Created to BE Stewards
Every year at this time, I get asked, “Where do you buy your plants?” My answer reveals much about what I think of God’s first Commission for man. We were Created to BE Stewards.
Genesis 2:7 the LORD God formed the man from the dust of the ground and breathed into his nostrils the breath of life, and the man became a living being. 8 Now the LORD God had planted a garden in the east, in Eden; and there he put the man he had formed. 9 And the LORD God made all kinds of trees grow out of the ground– trees that were pleasing to the eye and good for food. In the middle of the garden were the tree of life and the tree of the knowledge of good and evil… 15 The LORD God took the man and put him in the Garden of Eden to work it and take care of it.
It makes me smile that God’s first job for mankind to do was to enjoy gardening within God’s sanctuary. He didn’t create us to just view the garden. He created us to work it and take care of it: stewardship!
For us, stewardship is more than just money or time. Despite the million sermons on stewardship that focus on giving to the Church and the need to scale back our lifestyles to give more by way of a financial tithe, stewardship is far bigger than paid pastors often admit. Stewardship is not synonymous with stingy or cheap…even if it results in the noble goal of supporting missionaries or the Church.

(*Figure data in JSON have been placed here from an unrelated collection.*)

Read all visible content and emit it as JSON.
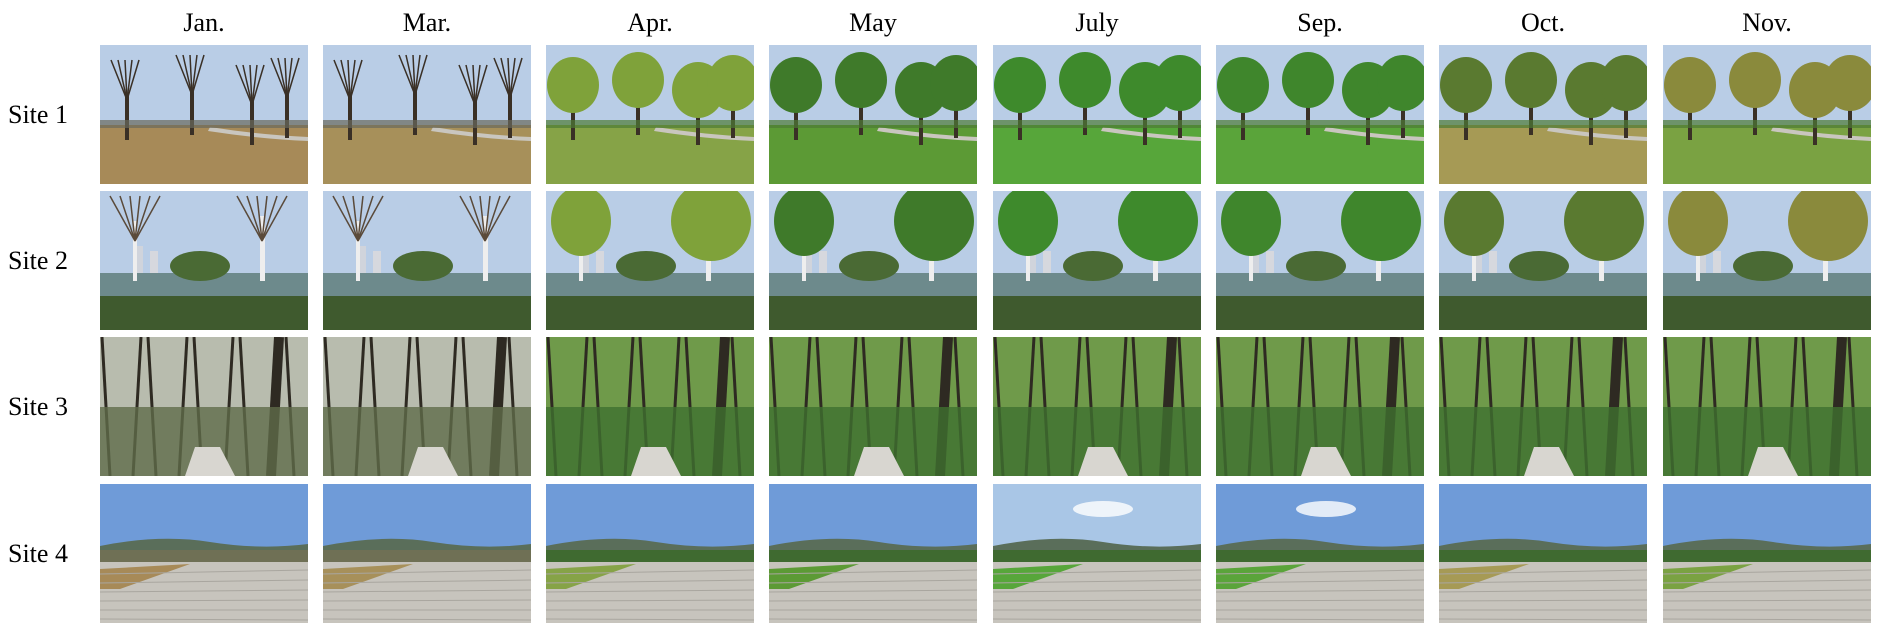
{
  "months": [
    "Jan.",
    "Mar.",
    "Apr.",
    "May",
    "July",
    "Sep.",
    "Oct.",
    "Nov."
  ],
  "sites": [
    "Site 1",
    "Site 2",
    "Site 3",
    "Site 4"
  ],
  "colors": {
    "grass_by_month": [
      "#a78a58",
      "#a7905a",
      "#86a347",
      "#5c9a35",
      "#57a63a",
      "#5aa43a",
      "#a69a55",
      "#7aa242"
    ],
    "foliage_by_month": [
      "#5a4b3a",
      "#5e4e3b",
      "#7fa23a",
      "#3f7a2a",
      "#3e8a2c",
      "#3f862c",
      "#5a7a30",
      "#8a8a3c"
    ],
    "sky": "#b9cde6",
    "water": "#6d8a8c",
    "pavement": "#c7c4bd"
  }
}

Big picture stewardship is what we see in the Parable of the Talents: putting God’s resources to work as if God Himself were putting them to work (Matthew 25:14-30). Do we ever see a penny-pinching God scaling back and being miserly in order to bless someone else? Or do we see a God with infinite resources looking for faithful stewards on whom to lavish it? We act sometimes as though Church-supported missionaries are the only people God cares about…or that vocational missionaries are the only ones sent to reach a world in need of God’s love.
Stewardship involves discerning where God wants us to invest what He has given to us. So, sometimes I try to save money and grow things from seed or buy things at a “big box” store like Home Depot where I worked for several years. Other times, I will buy plants and other products from smaller independent stores where their livelihoods depend on shoppers willing to spend more for a product to keep them in business. There are times that I will buy things from places that are little “mom-and-pop” stores where I pay a premium for something truly unusual in order to preserve their niche in the marketplace and put food on their tables.
Today, I will pick up flowers I ordered from a local food pantry called COOL (Christian Outreach of Lutherans). Even though I don’t go to a Lutheran church, I love people who do and the people they help through their food pantry. Yes, I may pay more for the joy of helping their fundraiser, but this is all part of being a steward. Maybe you have a fundraiser in your area that does something similar.
We can witness to a world in need of God’s love through how we spend money. When God gives resources into our families, He is using us as His hands and feet to supply the needs of others. Church supported ministers and missionaries, yes, I don’t want to diminish that. But people with financial needs work at Home Depot, small independents, premium outlets, and go to food pantries. God is providing for them through us…just as others are God’s instruments to provide for our needs. We are not to bury our talent in the local church institution and burden it with caring for every family—everywhere—and to put food on everyone’s tables.